In the case of the Muslim American community, there is no evidence of any centralized conspiracy involving terrorism or that Muslims are any less appalled and opposed to terrorism than non-Muslims. Not a single government official has suggested otherwise and whatever (insignificant) information is produced by these hearings will be hugely offset by the comfort they provide anti-Muslim bigots. A political insane asylum has formed in America organized around the mad conviction that President Obama is a Muslim and not therefore a real American.

This is the real damage King does. Inherent in his rhetoric and his insistence on holding his hearings is the insinuation that Islam is not American. This, of course, is what some people once thought of Roman Catholicism. The aptly named Know Nothing movement of the mid-19th century was organized around such sentiment.

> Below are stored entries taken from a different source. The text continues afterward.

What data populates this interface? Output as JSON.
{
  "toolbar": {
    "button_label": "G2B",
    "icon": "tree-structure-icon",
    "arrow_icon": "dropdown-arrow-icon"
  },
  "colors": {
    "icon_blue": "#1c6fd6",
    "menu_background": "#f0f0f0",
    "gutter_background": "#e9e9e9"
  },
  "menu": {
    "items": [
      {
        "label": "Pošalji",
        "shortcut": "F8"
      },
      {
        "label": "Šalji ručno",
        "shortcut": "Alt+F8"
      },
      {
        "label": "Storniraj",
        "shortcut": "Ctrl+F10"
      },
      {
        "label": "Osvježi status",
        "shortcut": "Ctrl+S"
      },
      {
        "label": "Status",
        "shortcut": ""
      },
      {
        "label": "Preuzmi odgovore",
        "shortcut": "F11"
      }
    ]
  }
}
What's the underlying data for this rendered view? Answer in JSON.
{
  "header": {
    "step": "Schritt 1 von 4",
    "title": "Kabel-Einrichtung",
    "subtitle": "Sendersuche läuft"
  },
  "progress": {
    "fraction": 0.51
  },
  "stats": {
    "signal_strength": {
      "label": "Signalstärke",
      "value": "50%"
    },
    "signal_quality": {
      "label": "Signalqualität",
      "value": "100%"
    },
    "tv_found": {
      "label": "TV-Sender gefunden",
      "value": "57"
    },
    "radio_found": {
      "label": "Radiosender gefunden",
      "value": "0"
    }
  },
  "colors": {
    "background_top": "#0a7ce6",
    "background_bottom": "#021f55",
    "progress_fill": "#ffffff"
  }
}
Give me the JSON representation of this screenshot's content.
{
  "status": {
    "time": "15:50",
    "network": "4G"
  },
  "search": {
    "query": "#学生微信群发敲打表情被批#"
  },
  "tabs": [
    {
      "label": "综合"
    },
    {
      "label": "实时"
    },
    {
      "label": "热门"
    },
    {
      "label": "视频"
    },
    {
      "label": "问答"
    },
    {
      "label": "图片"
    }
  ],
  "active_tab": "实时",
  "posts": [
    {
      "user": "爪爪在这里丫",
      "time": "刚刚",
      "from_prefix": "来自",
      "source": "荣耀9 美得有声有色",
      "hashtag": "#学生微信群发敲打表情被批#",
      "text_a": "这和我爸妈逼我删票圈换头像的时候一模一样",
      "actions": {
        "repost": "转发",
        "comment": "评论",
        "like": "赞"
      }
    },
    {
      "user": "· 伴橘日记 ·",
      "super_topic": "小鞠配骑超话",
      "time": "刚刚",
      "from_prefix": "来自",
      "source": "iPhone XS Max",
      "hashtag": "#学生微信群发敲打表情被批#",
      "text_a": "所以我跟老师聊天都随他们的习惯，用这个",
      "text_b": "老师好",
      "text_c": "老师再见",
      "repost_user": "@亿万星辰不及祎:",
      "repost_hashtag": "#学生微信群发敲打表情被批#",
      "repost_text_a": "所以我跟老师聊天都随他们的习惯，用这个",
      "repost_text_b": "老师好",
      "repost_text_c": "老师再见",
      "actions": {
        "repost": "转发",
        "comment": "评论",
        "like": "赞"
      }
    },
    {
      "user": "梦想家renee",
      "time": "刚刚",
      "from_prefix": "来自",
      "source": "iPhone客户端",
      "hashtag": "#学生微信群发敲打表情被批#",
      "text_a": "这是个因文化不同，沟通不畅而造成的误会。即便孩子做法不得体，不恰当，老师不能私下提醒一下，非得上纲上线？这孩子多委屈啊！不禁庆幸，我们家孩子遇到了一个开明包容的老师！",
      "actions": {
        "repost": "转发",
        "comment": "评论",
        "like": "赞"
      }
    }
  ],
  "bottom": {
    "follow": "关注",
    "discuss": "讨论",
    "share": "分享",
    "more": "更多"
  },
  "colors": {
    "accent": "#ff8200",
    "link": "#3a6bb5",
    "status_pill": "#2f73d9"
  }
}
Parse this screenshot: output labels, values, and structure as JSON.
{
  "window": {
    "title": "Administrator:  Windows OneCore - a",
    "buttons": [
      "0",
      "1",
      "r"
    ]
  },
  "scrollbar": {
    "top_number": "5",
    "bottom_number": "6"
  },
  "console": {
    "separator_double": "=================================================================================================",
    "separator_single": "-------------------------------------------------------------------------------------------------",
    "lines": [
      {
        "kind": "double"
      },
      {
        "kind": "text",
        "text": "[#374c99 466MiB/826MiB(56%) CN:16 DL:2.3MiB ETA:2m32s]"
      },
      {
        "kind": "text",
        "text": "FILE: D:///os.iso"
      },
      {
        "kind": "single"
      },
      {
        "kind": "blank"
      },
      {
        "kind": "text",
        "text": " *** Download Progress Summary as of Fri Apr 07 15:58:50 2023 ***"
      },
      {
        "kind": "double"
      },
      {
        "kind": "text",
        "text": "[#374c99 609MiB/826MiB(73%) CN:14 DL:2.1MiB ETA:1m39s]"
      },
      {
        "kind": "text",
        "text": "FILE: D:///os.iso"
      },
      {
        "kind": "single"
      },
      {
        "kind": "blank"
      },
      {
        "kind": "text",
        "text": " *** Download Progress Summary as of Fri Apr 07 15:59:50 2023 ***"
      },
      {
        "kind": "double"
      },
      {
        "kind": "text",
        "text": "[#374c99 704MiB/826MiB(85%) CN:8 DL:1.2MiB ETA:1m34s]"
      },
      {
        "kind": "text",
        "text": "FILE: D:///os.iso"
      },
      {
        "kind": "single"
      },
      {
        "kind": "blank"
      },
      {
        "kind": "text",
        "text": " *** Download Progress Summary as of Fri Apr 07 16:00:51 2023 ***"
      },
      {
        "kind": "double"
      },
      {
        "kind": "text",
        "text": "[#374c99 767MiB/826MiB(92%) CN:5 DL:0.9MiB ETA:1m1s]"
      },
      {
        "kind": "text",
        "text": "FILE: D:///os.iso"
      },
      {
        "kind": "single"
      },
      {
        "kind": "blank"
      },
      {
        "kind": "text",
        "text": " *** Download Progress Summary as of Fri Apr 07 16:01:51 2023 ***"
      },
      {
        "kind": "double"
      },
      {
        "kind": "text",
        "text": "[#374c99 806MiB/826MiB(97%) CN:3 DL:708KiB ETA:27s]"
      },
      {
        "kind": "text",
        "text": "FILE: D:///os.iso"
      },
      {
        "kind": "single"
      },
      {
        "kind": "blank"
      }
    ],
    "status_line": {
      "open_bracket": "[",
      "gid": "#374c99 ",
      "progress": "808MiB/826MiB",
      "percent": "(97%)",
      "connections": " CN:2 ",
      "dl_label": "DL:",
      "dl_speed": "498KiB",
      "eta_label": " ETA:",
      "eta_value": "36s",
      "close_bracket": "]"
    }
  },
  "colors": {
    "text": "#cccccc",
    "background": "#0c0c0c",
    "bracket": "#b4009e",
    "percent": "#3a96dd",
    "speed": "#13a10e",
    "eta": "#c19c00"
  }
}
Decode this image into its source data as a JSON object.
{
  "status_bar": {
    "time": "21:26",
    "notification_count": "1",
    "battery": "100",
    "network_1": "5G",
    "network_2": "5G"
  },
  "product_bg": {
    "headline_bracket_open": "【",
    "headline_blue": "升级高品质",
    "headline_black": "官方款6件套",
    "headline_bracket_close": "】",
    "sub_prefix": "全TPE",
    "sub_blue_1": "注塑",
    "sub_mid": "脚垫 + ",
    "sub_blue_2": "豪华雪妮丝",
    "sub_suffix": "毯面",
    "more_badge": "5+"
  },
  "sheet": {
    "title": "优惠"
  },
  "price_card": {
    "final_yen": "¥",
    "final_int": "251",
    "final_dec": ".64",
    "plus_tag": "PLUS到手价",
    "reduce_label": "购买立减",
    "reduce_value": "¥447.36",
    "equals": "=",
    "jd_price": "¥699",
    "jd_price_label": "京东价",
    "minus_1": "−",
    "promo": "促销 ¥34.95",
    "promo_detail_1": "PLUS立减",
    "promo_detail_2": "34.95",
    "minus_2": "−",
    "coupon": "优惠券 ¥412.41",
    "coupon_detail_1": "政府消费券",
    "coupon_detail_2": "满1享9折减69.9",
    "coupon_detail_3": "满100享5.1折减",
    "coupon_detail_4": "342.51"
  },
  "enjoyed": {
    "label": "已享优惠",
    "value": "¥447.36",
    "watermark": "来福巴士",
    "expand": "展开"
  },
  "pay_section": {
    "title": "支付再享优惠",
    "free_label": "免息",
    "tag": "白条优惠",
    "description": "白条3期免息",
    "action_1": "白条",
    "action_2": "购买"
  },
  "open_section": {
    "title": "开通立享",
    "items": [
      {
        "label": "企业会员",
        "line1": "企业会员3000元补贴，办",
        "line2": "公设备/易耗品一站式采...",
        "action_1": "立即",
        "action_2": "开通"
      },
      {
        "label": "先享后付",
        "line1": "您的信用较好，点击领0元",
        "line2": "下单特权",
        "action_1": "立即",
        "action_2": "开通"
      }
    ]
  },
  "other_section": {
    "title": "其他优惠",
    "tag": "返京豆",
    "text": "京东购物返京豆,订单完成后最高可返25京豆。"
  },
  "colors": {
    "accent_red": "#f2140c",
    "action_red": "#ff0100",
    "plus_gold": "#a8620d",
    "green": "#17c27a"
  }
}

Terrorism remains a threat and there is such a thing as Islamic terrorism – or, to put it another way, terrorism conducted in the name of Islam. In this country, much of the internal threat comes from a very small number of addled young men whose incompetence is often just plain awe-inspiring. They no more represent the American Muslim community than some randy priest does Peter King. As low as the standard is, Congress has better things to do.

Rep. Mike Honda (D-CA):

[S]omething similarly sinister is returning to our country. Rep. Peter King, R-N.Y., is organizing congressional hearings on Muslim Americans. These hearings are scheduled to take place within the House Homeland Security Committee.

Rep. King’s intent seems clear: To cast suspicion upon all Muslim Americans and to stoke the fires of anti-Muslim prejudice and Islamophobia. By framing his hearings as an investigation of the American Muslim community, the implication is that we should be suspicious of our Muslim neighbors, co-workers or classmates solely on the basis of their religion.

This should be deeply troubling to Americans of all races and religions. An investigation specifically targeting a single religion implies, erroneously, a dangerous disloyalty, with one broad sweep of the discriminatory brush.

This is an extremely dangerous precedent.  Singling out a group of people is wrong on so many levels that I don’t really know where to start.  There’s religion and constitutionality.  This reminds me of McCarthyism and the search for activities that he (Senator McCarthy) deemed un-American in some way.  Peter King seems to be doing the same thing with his investigation into Islam.  Cohen is right in his view that this will provide a huge amount of fodder for the bigots in our country.  They don’t need any more excuses.  No one denies that radical Islam exists.  But there are radical groups all over the country that need to be looked at.

I don’t think it’s a bad thing to investigate domestic terrorism.  But when you pin it all on one group, that’s a problem.  Who’s next, if this is allowed to stand?  Jews?  Gays?  Roman Catholics?  We’ve seen the slippery slope in our country with McCarthy’s excesses.  History repeats itself over and over.  It can’t be allowed to again in this case.